War for talent
This is a great expression and neatly sums up the skills shortages in the UK and the need for businesses to ‘go to war’ to find and attract talent for their businesses. I can’t remember when it was first used but it must have been in the noughties (or earlier) and has since shown no signs of relenting.
Whilst many articles are written about the war for talent and how businesses need to put recruitment as their number one priority, it doesn’t always feel that way with clients. We, and the candidates, do understand that line managers and directors have a business to run but you do wonder sometimes if the client does indeed understand that there is a war for talent out there! Long delays in decision making, periods of no communication and job offers with unattractive salaries and terms are quite usual.
Some even suggest that all you have to do is talk to (or email) a few candidates (off a database naturally, or from a competitor via LinkedIn) and they will be lining up to join their firm! Some are more clued up and realise that even if we find a scarce candidate their current employer will not let them go that easily as they will then be back in the war for talent themselves.
So, does the war for talent mean that you need to do things to find and attract talent that you wouldn’t do in peacetime? Aggressive searching, overinflated salaries and benefits, signing on fees, kidnap and extortion? Perhaps not.

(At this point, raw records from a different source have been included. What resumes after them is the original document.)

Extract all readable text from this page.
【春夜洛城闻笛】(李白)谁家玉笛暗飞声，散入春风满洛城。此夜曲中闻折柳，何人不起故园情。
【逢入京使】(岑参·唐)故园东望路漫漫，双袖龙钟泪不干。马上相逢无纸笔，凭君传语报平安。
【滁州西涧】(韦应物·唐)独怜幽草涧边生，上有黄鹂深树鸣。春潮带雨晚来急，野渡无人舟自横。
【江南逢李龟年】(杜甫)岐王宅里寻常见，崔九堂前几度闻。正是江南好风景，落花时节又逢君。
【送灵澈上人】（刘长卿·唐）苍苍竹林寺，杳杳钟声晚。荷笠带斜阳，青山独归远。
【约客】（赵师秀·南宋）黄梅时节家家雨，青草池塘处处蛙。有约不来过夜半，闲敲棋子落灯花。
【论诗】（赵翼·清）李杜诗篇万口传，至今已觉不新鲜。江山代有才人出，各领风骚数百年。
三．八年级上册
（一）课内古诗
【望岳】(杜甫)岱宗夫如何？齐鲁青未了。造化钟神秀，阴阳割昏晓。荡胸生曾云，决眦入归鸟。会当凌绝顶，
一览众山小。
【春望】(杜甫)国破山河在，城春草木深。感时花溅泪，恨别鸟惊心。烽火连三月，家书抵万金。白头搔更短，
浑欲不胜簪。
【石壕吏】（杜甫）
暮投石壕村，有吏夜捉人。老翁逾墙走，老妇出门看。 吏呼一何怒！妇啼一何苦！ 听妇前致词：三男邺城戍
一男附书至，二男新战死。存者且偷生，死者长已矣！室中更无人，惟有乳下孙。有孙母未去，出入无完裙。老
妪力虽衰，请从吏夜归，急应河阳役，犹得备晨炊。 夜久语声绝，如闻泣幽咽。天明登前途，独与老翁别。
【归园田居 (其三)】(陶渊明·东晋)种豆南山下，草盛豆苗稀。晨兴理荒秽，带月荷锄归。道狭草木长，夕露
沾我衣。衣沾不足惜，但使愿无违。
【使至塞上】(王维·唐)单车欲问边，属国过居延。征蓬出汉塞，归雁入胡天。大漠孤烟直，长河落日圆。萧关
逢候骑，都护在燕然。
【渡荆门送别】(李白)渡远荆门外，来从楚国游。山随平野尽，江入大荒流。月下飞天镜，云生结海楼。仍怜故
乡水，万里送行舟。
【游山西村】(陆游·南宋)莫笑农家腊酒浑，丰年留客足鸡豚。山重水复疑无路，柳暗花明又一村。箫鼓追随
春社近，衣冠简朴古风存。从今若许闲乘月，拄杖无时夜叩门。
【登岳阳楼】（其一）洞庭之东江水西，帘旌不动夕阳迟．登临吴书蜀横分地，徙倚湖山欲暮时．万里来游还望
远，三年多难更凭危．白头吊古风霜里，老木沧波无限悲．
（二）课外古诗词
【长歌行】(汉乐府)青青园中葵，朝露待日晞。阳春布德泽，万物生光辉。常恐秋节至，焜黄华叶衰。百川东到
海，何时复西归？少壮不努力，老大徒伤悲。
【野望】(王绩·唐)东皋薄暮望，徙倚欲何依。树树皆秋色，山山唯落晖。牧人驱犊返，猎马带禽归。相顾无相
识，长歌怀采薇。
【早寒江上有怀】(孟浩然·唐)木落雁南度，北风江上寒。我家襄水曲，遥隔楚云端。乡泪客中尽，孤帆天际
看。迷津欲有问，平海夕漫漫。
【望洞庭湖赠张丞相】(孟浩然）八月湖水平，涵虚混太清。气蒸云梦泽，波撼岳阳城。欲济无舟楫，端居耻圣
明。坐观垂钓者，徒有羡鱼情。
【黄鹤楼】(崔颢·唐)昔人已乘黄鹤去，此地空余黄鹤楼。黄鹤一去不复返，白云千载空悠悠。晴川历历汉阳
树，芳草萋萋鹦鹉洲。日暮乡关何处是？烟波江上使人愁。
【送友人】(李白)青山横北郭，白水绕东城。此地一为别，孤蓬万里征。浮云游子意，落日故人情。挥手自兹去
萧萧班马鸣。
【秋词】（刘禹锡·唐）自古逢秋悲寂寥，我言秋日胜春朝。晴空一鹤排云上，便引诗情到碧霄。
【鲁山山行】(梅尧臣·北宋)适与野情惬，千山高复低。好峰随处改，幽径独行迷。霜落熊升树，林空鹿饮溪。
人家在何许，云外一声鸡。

But you do need to realise that it is not just about recruiting talent but also keeping it within your business which is a long term project. When you find them you need to train them in your ways, familiarise them with the business and hope that you get a payback before they leave to further their career (or join a competitor). Some reports recently have suggested this might be four to eight years for a star graduate.
In todays, fast moving business world, can we afford that time? More importantly, are the aspirations and offerings of a company matching those of the candidates? War for talent indeed.